From: Mike Maslenkin <mike.maslenkin@gmail.com>
To: Fiona Ebner <f.ebner@proxmox.com>
Cc: John Snow <jsnow@redhat.com>,
QEMU Developers <qemu-devel@nongnu.org>,
"open list:Network Block Dev..." <qemu-block@nongnu.org>,
Thomas Lamprecht <t.lamprecht@proxmox.com>,
Aaron Lauterer <a.lauterer@proxmox.com>
Subject: Re: Lost partition tables on ide-hd + ahci drive
Date: Thu, 16 Feb 2023 17:17:17 +0300 [thread overview]
Message-ID: <CAL77WPAdDyKFWP_Dqsz_xr7OCzHLTkw6VbYDMGobi8kek4e_8A@mail.gmail.com> (raw)
In-Reply-To: <d07bdbc1-065e-f8ec-2a44-ab141ffedd41@proxmox.com>
Does additional comparison make a sense here: check for LBA == 0 and
then check MBR signature bytes.
Additionally it’s easy to check buffer_is_zero() result or even print
FIS contents under these conditions.
Data looks like a part of guest memory of 64bit Windows.
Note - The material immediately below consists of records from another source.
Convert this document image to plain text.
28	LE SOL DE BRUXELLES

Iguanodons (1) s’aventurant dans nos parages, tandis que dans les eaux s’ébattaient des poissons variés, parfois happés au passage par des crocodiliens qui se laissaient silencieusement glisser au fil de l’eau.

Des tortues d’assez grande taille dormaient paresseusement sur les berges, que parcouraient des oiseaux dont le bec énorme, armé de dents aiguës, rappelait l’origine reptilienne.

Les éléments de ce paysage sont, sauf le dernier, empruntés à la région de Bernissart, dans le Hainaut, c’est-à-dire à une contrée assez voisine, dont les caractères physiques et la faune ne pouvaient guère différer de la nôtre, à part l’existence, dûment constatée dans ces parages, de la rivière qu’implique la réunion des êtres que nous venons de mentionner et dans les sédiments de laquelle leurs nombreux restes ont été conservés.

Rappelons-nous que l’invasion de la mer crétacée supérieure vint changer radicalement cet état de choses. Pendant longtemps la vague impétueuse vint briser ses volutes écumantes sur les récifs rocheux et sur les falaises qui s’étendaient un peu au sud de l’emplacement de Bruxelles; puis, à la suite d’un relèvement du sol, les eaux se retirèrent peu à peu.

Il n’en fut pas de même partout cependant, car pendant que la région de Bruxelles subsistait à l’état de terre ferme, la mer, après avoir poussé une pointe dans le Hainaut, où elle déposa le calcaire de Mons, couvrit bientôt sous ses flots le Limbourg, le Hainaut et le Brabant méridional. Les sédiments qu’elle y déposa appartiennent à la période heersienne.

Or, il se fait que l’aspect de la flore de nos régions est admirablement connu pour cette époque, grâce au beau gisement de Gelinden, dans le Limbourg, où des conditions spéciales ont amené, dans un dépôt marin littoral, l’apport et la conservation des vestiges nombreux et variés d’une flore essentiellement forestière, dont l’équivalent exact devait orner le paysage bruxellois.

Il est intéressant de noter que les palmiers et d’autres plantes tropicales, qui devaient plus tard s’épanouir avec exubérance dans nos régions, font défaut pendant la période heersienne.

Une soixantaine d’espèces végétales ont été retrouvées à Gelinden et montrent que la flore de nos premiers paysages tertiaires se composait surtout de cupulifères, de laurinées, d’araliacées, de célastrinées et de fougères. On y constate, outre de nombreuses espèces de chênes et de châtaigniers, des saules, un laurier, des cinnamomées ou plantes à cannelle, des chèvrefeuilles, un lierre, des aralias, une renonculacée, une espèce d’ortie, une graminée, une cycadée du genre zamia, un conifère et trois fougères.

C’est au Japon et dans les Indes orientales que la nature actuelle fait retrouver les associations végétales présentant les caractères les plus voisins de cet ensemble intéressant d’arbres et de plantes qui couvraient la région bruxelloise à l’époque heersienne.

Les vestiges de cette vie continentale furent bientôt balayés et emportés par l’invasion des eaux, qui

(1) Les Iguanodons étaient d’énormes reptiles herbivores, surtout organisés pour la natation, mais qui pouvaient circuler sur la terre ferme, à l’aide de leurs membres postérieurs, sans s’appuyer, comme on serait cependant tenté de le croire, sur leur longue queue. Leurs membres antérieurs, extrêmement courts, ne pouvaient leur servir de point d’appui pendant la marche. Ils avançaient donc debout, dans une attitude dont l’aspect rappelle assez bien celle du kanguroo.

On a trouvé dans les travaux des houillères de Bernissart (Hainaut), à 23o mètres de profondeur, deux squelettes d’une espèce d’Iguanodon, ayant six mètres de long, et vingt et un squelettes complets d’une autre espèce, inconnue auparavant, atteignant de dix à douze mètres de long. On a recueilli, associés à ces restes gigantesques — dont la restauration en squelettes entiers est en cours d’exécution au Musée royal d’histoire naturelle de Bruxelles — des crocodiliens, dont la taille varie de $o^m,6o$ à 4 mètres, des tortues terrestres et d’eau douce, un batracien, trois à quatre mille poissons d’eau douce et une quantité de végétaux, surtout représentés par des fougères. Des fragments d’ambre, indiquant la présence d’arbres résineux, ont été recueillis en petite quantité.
On Wed, Feb 15, 2023 at 1:53 PM Fiona Ebner <f.ebner@proxmox.com> wrote:
>
> Am 14.02.23 um 19:21 schrieb John Snow:
> > On Thu, Feb 2, 2023 at 7:08 AM Fiona Ebner <f.ebner@proxmox.com> wrote:
> >>
> >> Hi,
> >> over the years we've got 1-2 dozen reports[0] about suddenly
> >> missing/corrupted MBR/partition tables. The issue seems to be very rare
> >> and there was no success in trying to reproduce it yet. I'm asking here
> >> in the hope that somebody has seen something similar.
> >>
> >> The only commonality seems to be the use of an ide-hd drive with ahci bus.
> >>
> >> It does seem to happen with both Linux and Windows guests (one of the
> >> reports even mentions FreeBSD) and backing storages for the VMs include
> >> ZFS, RBD, LVM-Thin as well as file-based storages.
> >>
> >> Relevant part of an example configuration:
> >>
> >>> -device 'ahci,id=ahci0,multifunction=on,bus=pci.0,addr=0x7' \
> >>> -drive 'file=/dev/zvol/myzpool/vm-168-disk-0,if=none,id=drive-sata0,format=raw,cache=none,aio=io_uring,detect-zeroes=on' \
> >>> -device 'ide-hd,bus=ahci0.0,drive=drive-sata0,id=sata0' \
> >>
> >> The first reports are from before io_uring was used and there are also
> >> reports with writeback cache mode and discard=on,detect-zeroes=unmap.
> >>
> >> Some reports say that the issue occurred under high IO load.
> >>
> >> Many reports suspect backups causing the issue. Our backup mechanism
> >> uses backup_job_create() for each drive and runs the jobs sequentially.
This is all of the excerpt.